To add to this point, da Vinci surgical systems cost between $0.5 and $2.5 million and require surgeons to be trained in their use. The nominal and intangible investments required to purchase a da Vinci Surgical System make it highly unlikely that buyers will ever switch to a competing platform. In other words, Intuitive Surgical customers tend to stay customers for a long time.
But it’s the company’s razor and blade operating model that really makes it an enticing investment. Although its da Vinci systems are expensive, they are expensive to build and do not generate the best margins. However, they keep customers coming back for the instruments at every procedure and for regular maintenance needs. Over time, the higher margin instruments and service segments have become Intuitive Surgical’s primary revenue drivers.
A fourth surefire growth stock you’ll regret not buying as the Nasdaq plunges is the US marijuana stock. Cresco Laboratories (CRLBF 7.04%). Even though Capitol Hill has struggled to pass cannabis reform measures, a significant number of state-level legalizations have rolled out the red carpet for companies like Cresco to succeed.

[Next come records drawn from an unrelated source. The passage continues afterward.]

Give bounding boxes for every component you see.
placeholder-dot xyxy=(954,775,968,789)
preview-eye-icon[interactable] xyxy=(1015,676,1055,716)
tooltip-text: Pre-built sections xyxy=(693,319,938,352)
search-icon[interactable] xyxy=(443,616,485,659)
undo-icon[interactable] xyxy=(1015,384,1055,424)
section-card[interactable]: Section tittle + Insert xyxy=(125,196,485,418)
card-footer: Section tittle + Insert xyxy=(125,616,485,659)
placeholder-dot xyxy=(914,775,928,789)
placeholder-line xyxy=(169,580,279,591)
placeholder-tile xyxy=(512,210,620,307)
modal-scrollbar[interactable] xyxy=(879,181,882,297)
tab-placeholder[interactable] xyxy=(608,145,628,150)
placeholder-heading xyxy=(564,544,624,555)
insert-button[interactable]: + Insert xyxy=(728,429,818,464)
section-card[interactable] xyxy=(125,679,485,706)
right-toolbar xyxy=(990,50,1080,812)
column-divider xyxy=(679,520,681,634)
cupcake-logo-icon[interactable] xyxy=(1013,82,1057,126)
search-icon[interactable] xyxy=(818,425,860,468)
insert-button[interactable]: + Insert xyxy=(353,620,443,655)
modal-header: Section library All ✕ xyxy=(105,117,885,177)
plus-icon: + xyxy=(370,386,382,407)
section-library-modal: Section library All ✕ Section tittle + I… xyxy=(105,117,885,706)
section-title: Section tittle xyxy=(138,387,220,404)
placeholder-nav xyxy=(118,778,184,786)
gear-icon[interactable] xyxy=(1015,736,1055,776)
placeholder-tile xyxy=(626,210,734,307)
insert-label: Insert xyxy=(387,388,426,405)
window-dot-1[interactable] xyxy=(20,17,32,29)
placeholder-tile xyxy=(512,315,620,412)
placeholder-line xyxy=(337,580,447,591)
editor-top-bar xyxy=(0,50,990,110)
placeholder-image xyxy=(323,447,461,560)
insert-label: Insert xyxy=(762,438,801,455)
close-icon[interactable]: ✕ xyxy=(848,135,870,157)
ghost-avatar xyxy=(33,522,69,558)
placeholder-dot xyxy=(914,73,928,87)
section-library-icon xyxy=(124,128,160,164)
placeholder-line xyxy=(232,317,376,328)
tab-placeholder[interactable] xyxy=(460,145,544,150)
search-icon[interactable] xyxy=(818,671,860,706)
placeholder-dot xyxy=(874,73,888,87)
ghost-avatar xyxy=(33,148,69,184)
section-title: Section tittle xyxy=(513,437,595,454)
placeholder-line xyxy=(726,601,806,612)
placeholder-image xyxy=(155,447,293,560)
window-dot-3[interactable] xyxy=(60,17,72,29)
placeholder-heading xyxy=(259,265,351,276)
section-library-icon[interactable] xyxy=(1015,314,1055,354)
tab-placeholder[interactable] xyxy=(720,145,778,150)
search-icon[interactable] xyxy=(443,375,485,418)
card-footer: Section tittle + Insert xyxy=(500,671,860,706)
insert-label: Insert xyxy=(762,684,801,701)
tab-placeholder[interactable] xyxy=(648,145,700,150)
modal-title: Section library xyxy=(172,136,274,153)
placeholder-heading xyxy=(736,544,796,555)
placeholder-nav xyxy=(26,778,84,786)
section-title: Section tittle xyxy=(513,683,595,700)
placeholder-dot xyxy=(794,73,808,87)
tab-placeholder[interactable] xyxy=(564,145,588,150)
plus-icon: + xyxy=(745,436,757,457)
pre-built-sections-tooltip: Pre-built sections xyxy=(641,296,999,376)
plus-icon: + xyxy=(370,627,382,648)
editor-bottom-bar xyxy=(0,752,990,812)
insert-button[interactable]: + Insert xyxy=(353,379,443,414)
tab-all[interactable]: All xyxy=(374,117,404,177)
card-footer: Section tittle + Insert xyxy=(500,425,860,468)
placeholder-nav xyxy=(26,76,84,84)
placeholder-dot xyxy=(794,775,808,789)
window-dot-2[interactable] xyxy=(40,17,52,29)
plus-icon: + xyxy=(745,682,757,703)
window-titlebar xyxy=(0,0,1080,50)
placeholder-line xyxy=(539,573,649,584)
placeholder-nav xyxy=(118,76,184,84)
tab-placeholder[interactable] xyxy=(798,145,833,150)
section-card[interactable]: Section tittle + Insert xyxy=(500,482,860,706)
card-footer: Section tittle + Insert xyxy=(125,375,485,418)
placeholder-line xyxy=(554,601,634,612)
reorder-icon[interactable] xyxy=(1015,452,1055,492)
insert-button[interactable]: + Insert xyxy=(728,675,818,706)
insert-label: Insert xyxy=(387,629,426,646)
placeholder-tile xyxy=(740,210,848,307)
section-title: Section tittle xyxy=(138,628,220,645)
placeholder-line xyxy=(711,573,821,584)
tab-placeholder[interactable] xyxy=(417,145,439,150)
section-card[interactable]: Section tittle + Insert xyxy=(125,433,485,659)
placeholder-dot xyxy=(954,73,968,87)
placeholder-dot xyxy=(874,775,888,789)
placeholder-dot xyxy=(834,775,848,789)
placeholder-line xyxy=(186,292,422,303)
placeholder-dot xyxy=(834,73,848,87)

By the end of September, Cresco Labs had 54 operating dispensaries in 10 legalized states. While some of these dispensaries were located in high-dollar markets, such as California, it’s Cresco’s push into limited license markets that should raise eyebrows. Markets where licensing is deliberately restricted by state regulators should help ensure that Cresco is able to build brand value and build customer loyalty.
To build on the above, Cresco Labs is also nearing the finish line of its large Multistate Operator (MSO) acquisition. Care British Columbia. Although the two companies are divesting about a dozen dispensaries and treatment sites combined in order to satisfy regulators and complete the deal, it will still be one of the largest MSOs in the country. In total, the new Cresco will have more than 100 operating dispensaries in 18 states.
A final differentiator for Cresco Labs is its wholesale cannabis business. Most people overlook wholesale weed because the margins are significantly lower compared to the retail side of the business. However, Cresco holds a lucrative cannabis distribution license in California and therefore has a big volume advantage in its sails. He is able to place his exclusive products in more than 575 dispensaries across the Golden State.
The fifth impressive growth stock you will regret not buying during the Nasdaq bear market decline is that of Warren Buffett. Berkshire Hathaway (BRK.A 0.07%) (BRK.B 0.10%).
What is Berkshire doing on a list of growth stocks, you ask? What if I told you that Buffett’s company has consistently grown its revenue by high single-digits or low double-digits, with solid double-digit earnings growth? It may not be an innovator like Intuitive Surgical or an industry leader like Alphabet, but it is a growing company and has been for over five decades.
Warren Buffett’s love of dividend-paying stocks is one of the reasons Berkshire has performed so well. Companies that pay a regular dividend have historically outperformed non-dividend paying stocks by a considerable amount. Over the next 12 months, Berkshire Hathaway is expected to collect more than $6 billion in dividend income, including preferred stock payments.
Another big key to Berkshire Hathaway’s success was Warren Buffett and his investment team who built the company’s investment portfolio and assets with cyclical companies. As I noted earlier with Alphabet, periods of economic expansion usually last for years, while recessions often end in a few quarters. Buffett has positioned Berkshire to capitalize on these long periods of success, particularly with respect to Berkshire’s technology and financial holdings.